L.S: Será la primera vez que en enero habrá funciones y siempre con precios accesibles. Para mí esto es un sueño cumplido. Creo que hay pocas cosas que me puedan dar más alegría, es como si me devolviesen algo de un sueño infantil. De adolescente quería conocer a Alfredo Alcón, actuar en el San Martín y en el Cervantes.
El trabajo que está haciendo Gonzalo Demaría, como director del teatro es muy bueno y es para agradecer. También al subdirector Cristian Scotton. Vi La revista del Cervantes y es un espectáculo maravilloso, pero además el trabajo que se está haciendo de recuperación de los propios espacios.
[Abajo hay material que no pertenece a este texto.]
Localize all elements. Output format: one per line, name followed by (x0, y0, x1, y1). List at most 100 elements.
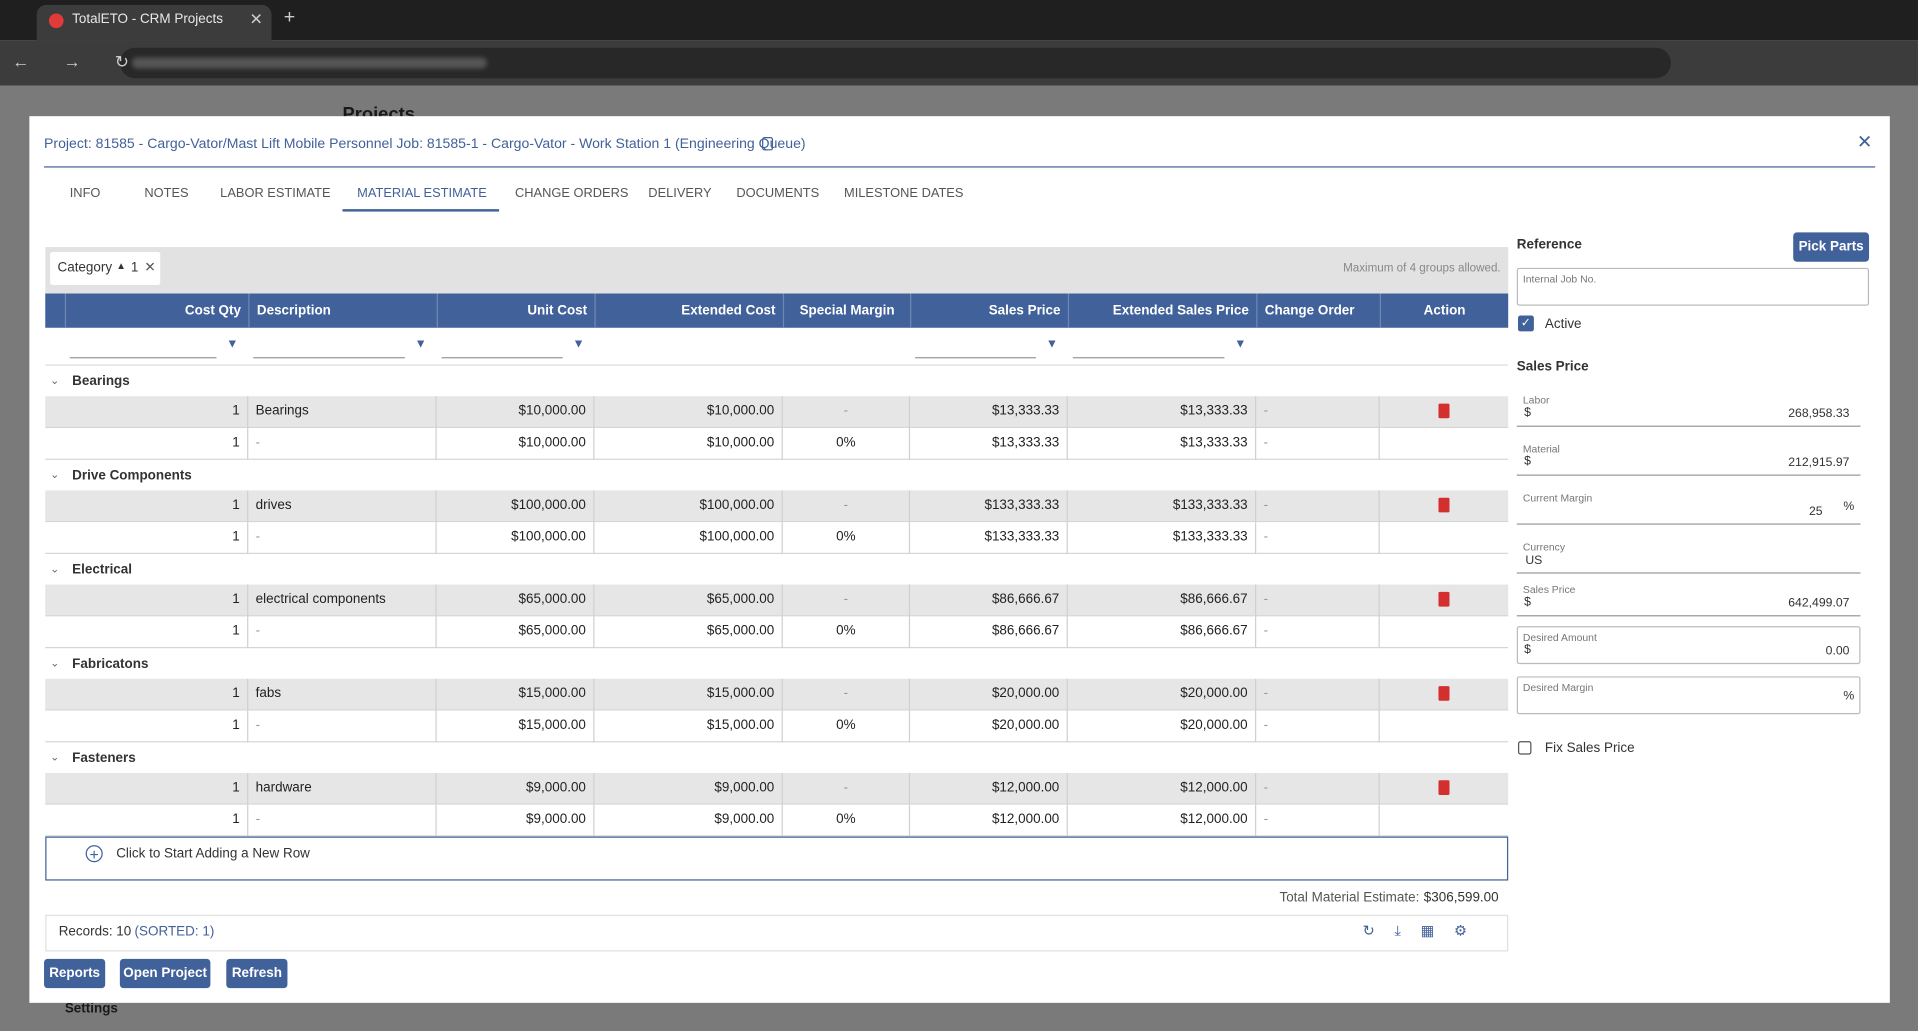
cell: $10,000.00 (594, 428, 783, 460)
cell: 1 (65, 396, 249, 429)
internal-job-label: Internal Job No. (1522, 272, 1597, 285)
group-toggle[interactable]: ⌄ (50, 468, 60, 481)
column-header[interactable]: Special Margin (782, 293, 910, 328)
tab[interactable]: LABOR ESTIMATE (220, 185, 331, 201)
tab-close[interactable]: ✕ (249, 9, 263, 29)
group-toggle[interactable]: ⌄ (50, 750, 60, 764)
tab[interactable]: INFO (69, 185, 101, 201)
group-name[interactable]: Electrical (72, 562, 133, 578)
delete-icon[interactable] (1438, 591, 1450, 607)
field-box[interactable] (1516, 578, 1861, 617)
new-tab[interactable]: + (283, 7, 296, 29)
row (45, 616, 1509, 649)
cell: $86,666.67 (910, 584, 1068, 617)
cell: $12,000.00 (910, 804, 1068, 837)
footer-icons[interactable]: ↻⤓▦⚙ (1362, 922, 1487, 940)
tab-title[interactable]: TotalETO - CRM Projects (72, 12, 223, 27)
chip-remove[interactable]: ✕ (144, 260, 156, 276)
row (45, 678, 1509, 711)
delete-icon[interactable] (1438, 780, 1450, 795)
add-row-text[interactable]: Click to Start Adding a New Row (116, 846, 310, 861)
field-box[interactable] (1516, 389, 1861, 427)
active-checkbox[interactable]: ✓ (1517, 315, 1534, 332)
delete-icon[interactable] (1438, 403, 1450, 419)
filter-input[interactable] (1072, 334, 1225, 359)
filter-input[interactable] (914, 334, 1037, 359)
cell: - (783, 490, 911, 523)
sorted[interactable]: (SORTED: 1) (134, 924, 215, 940)
column-header[interactable]: Sales Price (910, 293, 1068, 328)
cell: 1 (65, 428, 249, 460)
filter-icon[interactable]: ▼ (226, 337, 239, 352)
internal-job-box[interactable] (1516, 267, 1870, 306)
field-box[interactable] (1516, 536, 1861, 574)
column-header[interactable]: Cost Qty (64, 293, 248, 328)
field-label: Material (1522, 442, 1560, 455)
field-value: 0.00 (1825, 644, 1850, 658)
group-toggle[interactable]: ⌄ (50, 374, 60, 387)
pick-parts[interactable]: Pick Parts (1793, 232, 1870, 262)
delete-icon[interactable] (1438, 497, 1450, 513)
cell: $9,000.00 (437, 804, 595, 837)
cell: $100,000.00 (437, 522, 595, 555)
cell: $133,333.33 (1068, 490, 1257, 523)
button[interactable]: Reports (44, 958, 106, 989)
cell: $65,000.00 (437, 584, 595, 617)
field-box[interactable] (1516, 438, 1861, 476)
field-box[interactable] (1516, 487, 1861, 525)
cell: - (1256, 710, 1380, 743)
button[interactable]: Refresh (226, 958, 288, 989)
field-prefix: $ (1524, 454, 1531, 469)
group-toggle[interactable]: ⌄ (50, 656, 60, 669)
filter-input[interactable] (441, 334, 563, 359)
field-label: Currency (1522, 540, 1566, 553)
cell: $12,000.00 (910, 772, 1068, 805)
records: Records: 10 (58, 924, 132, 940)
tab[interactable]: MILESTONE DATES (844, 185, 964, 201)
delete-icon[interactable] (1438, 686, 1450, 701)
tab-icon (48, 13, 64, 29)
cell: Bearings (248, 396, 437, 429)
fix-checkbox[interactable] (1517, 741, 1532, 755)
group-name[interactable]: Drive Components (72, 468, 192, 484)
tab[interactable]: CHANGE ORDERS (514, 185, 629, 201)
filter-icon[interactable]: ▼ (572, 337, 585, 352)
filter-icon[interactable]: ▼ (414, 337, 427, 352)
filter-icon[interactable]: ▼ (1234, 337, 1247, 352)
column-header[interactable]: Unit Cost (436, 293, 595, 328)
group-name[interactable]: Fabricatons (72, 656, 149, 672)
tab[interactable]: NOTES (144, 185, 189, 201)
group-toggle[interactable]: ⌄ (50, 562, 60, 575)
filter-icon[interactable]: ▼ (1045, 337, 1058, 352)
close-dialog[interactable]: ✕ (1856, 132, 1873, 153)
cell: 1 (65, 678, 249, 711)
field-box[interactable] (1516, 626, 1861, 665)
tab[interactable]: DELIVERY (648, 185, 712, 201)
sort-arrow: ▲ (116, 260, 126, 272)
url-blur (132, 57, 487, 69)
tab[interactable]: MATERIAL ESTIMATE (357, 185, 487, 201)
cell: $100,000.00 (594, 522, 783, 555)
group-name[interactable]: Bearings (72, 374, 130, 389)
column-header[interactable]: Extended Cost (594, 293, 782, 328)
copy-icon[interactable] (762, 136, 774, 151)
group-chip[interactable]: Category ▲ 1 ✕ (50, 251, 161, 285)
cell: - (248, 710, 437, 743)
cell: 1 (65, 522, 249, 555)
field-box[interactable] (1516, 676, 1861, 715)
cell: $13,333.33 (910, 428, 1068, 460)
cell: $20,000.00 (1068, 710, 1257, 743)
column-header[interactable]: Change Order (1256, 293, 1380, 328)
row (45, 428, 1509, 460)
filter-row-line (45, 364, 1509, 366)
add-icon[interactable]: + (85, 845, 103, 862)
tab[interactable]: DOCUMENTS (736, 185, 820, 201)
filter-input[interactable] (69, 334, 217, 359)
button[interactable]: Open Project (119, 958, 211, 989)
column-header[interactable]: Extended Sales Price (1067, 293, 1256, 328)
column-header[interactable]: Description (248, 293, 436, 328)
group-name[interactable]: Fasteners (72, 750, 136, 766)
filter-input[interactable] (253, 334, 405, 359)
column-header[interactable]: Action (1379, 293, 1508, 328)
total-label: Total Material Estimate: (1279, 890, 1420, 906)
Está transformando a este teatro y lo estás llevando a lo más alto y hay que decirlo.
—¿Cómo fue filmar “Amarga Navidad” con Pedro Almodóvar?
L.S: Es una persona muy exigente y difícil, es alguien muy seguro de lo que quiere. Es como un Picasso, me pongo a las órdenes de un genio. Él quiere una música y eso también es algo muy de él. Te dice: “No, quiero que terminen abajo, quiero lo digas de esta manera…” Tiene muy en claro lo que busca y uno se transforma en un instrumento, si lo aceptás te tranquiliza y te entregás.
—¿Tenés ritos antes de la función?
LS: Llego tres horas antes, quiero estar tranquilo, digo todo el texto de corrido, sin pensarlo. Después hago rituales, pongo velas, prendo sahumerios en mi camarín y tengo fotos de mi familia. Convoco a mis ancestros, a los personajes que hice, están todos, no estoy solo. En el teatro uno va al encuentro del público; es como una danza.